As if displayed on a gigantic gallery wall, rock art created by various cultures over thousands of years spans nearly a mile of Navajo sandstone. Among abstract drawings of deer, big-horn sheep and flute players, Malotki says it’s the detailed portrayal of these mammoths that makes these petroglyphs chronological markers for the Pleistocene era — dating back perhaps 13,000 years, to the time of the animal’s extinction.
“What is most exciting about these depictions is that at the tips of the trunks are bifurcations that clearly depict the prehensile fingers that proboscideans have … these sort of lips at the tips of the trunk.
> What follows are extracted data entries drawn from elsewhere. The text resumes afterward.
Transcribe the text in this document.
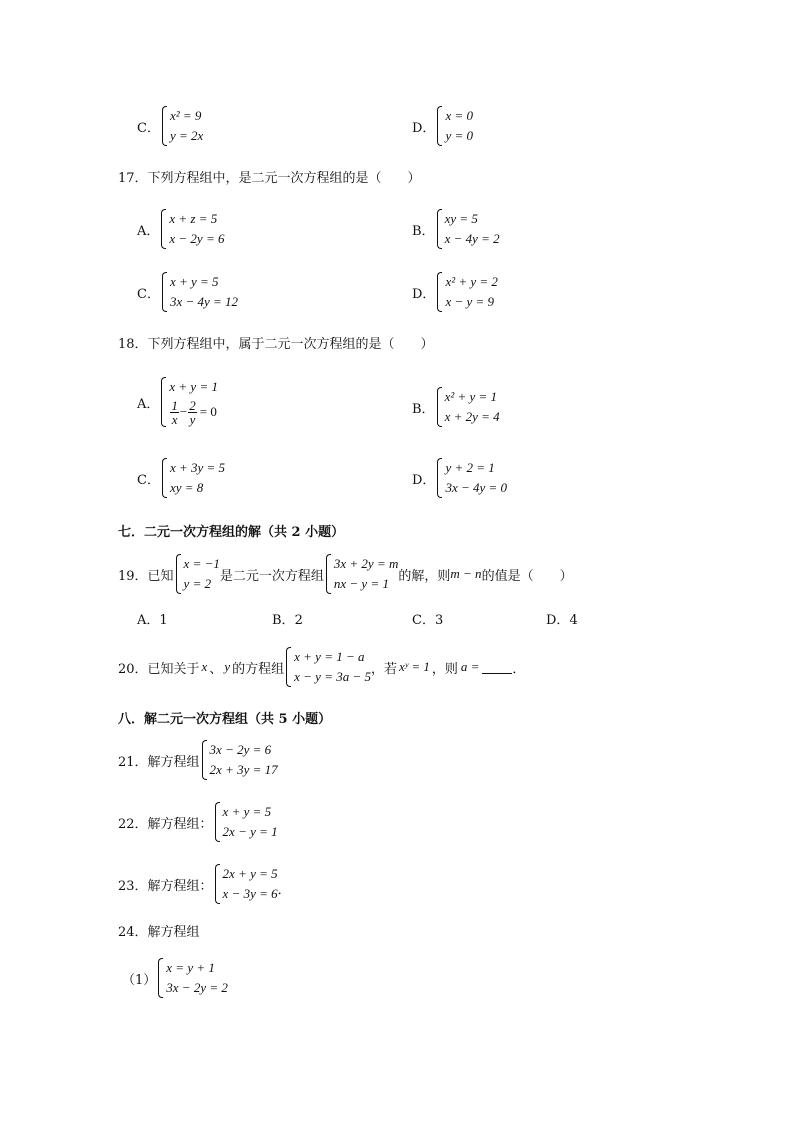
C．
x² = 9
y = 2x	D．
x = 0
y = 0
17．下列方程组中，是二元一次方程组的是（　　）
A．
x + z = 5
x − 2y = 6	B．
xy = 5
x − 4y = 2
C．
x + y = 5
3x − 4y = 12	D．
x² + y = 2
x − y = 9
18．下列方程组中，属于二元一次方程组的是（　　）
A．
x + y = 1
$\frac{1}{x} - \frac{2}{y} = 0$	B．
x² + y = 1
x + 2y = 4
C．
x + 3y = 5
xy = 8	D．
y + 2 = 1
3x − 4y = 0
七．二元一次方程组的解（共 2 小题）
19．已知
x = −1
y = 2 是二元一次方程组
3x + 2y = m
nx − y = 1 的解，则 m − n 的值是（　　）
A．1	B．2	C．3	D．4
20．已知关于 x 、 y 的方程组
x + y = 1 − a
x − y = 3a − 5 ，若 xʸ = 1 ，则 a =	．
八．解二元一次方程组（共 5 小题）
21．解方程组
3x − 2y = 6
2x + 3y = 17
22．解方程组：
x + y = 5
2x − y = 1
23．解方程组：
2x + y = 5
x − 3y = 6 ．
24．解方程组
（1）
x = y + 1
3x − 2y = 2
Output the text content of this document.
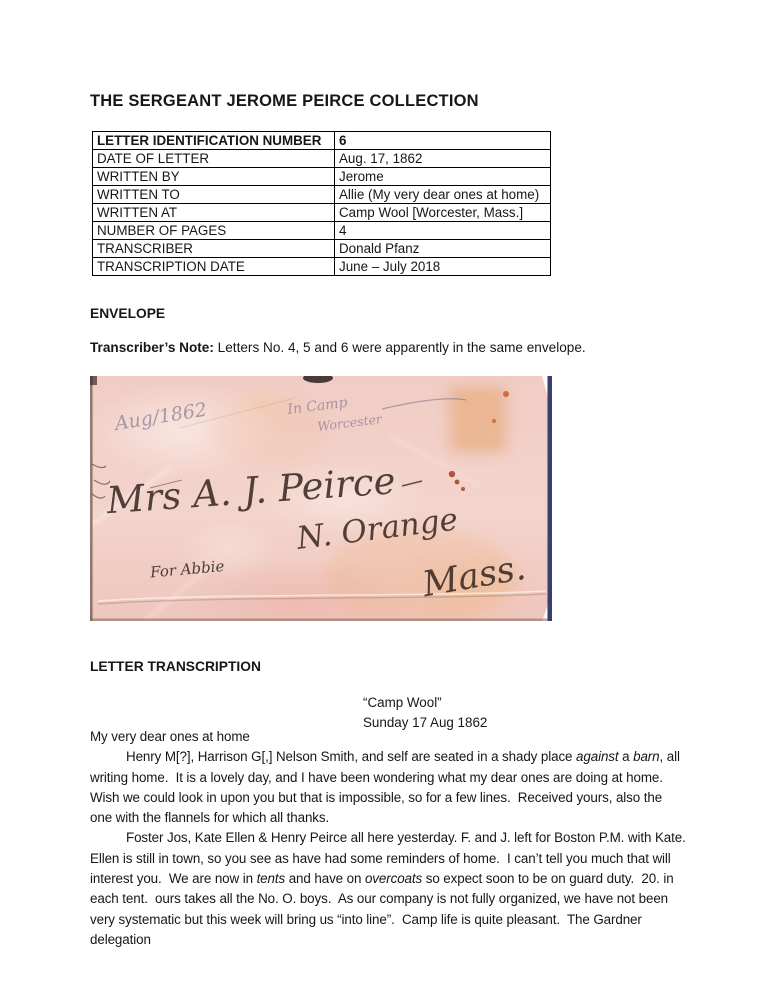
THE SERGEANT JEROME PEIRCE COLLECTION
LETTER IDENTIFICATION NUMBER	6
DATE OF LETTER	Aug. 17, 1862
WRITTEN BY	Jerome
WRITTEN TO	Allie (My very dear ones at home)
WRITTEN AT	Camp Wool [Worcester, Mass.]
NUMBER OF PAGES	4
TRANSCRIBER	Donald Pfanz
TRANSCRIPTION DATE	June – July 2018
ENVELOPE
Transcriber’s Note: Letters No. 4, 5 and 6 were apparently in the same envelope.
Aug/1862	In Camp
Worcester
Mrs A. J. Peirce
N. Orange
Mass.
For Abbie
LETTER TRANSCRIPTION
“Camp Wool”
Sunday 17 Aug 1862

My very dear ones at home

Henry M[?], Harrison G[,] Nelson Smith, and self are seated in a shady place against a barn, all writing home.  It is a lovely day, and I have been wondering what my dear ones are doing at home.  Wish we could look in upon you but that is impossible, so for a few lines.  Received yours, also the one with the flannels for which all thanks.

Foster Jos, Kate Ellen & Henry Peirce all here yesterday. F. and J. left for Boston P.M. with Kate.  Ellen is still in town, so you see as have had some reminders of home.  I can’t tell you much that will interest you.  We are now in tents and have on overcoats so expect soon to be on guard duty.  20. in each tent.  ours takes all the No. O. boys.  As our company is not fully organized, we have not been very systematic but this week will bring us “into line”.  Camp life is quite pleasant.  The Gardner delegation
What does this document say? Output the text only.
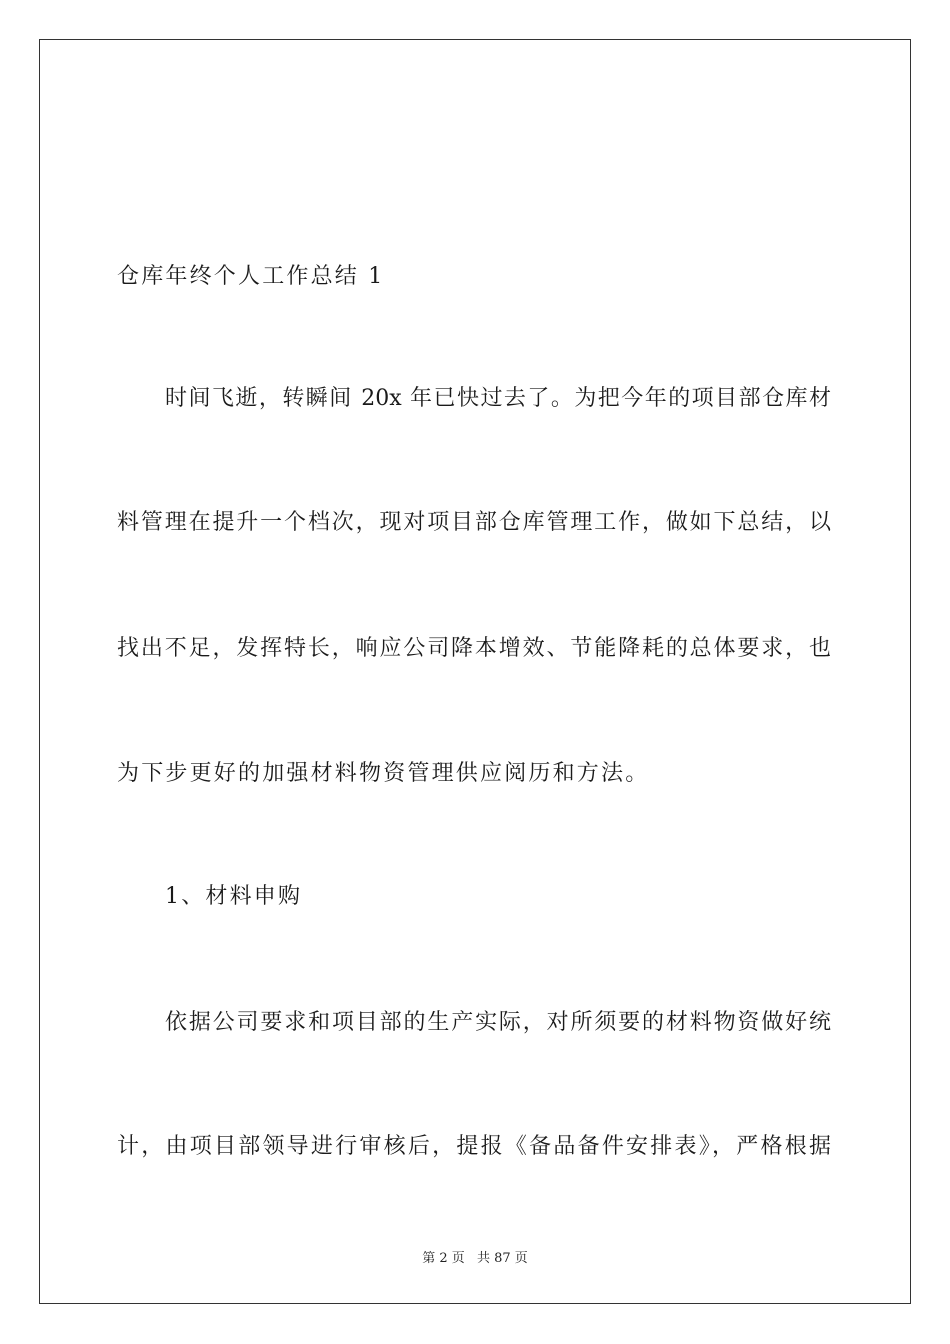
仓库年终个人工作总结 1
时间飞逝，转瞬间 20x 年已快过去了。为把今年的项目部仓库材
料管理在提升一个档次，现对项目部仓库管理工作，做如下总结，以
找出不足，发挥特长，响应公司降本增效、节能降耗的总体要求，也
为下步更好的加强材料物资管理供应阅历和方法。
1、材料申购
依据公司要求和项目部的生产实际，对所须要的材料物资做好统
计，由项目部领导进行审核后，提报《备品备件安排表》，严格根据
第 2 页 共 87 页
They’re known as fingers by mammalogists,” Malotki says.
Malotki says one of the most exciting parts of the discovery is that we now have clear evidence that early humans and giant Ice Age animals coexisted in this area.
“So these people shared the same landscape with these mega mammals on the Colorado Plateau, and that is unique now in both Americas,” Malotki says.
Malotki envisions an interpretive area that showcases this Ice Age art.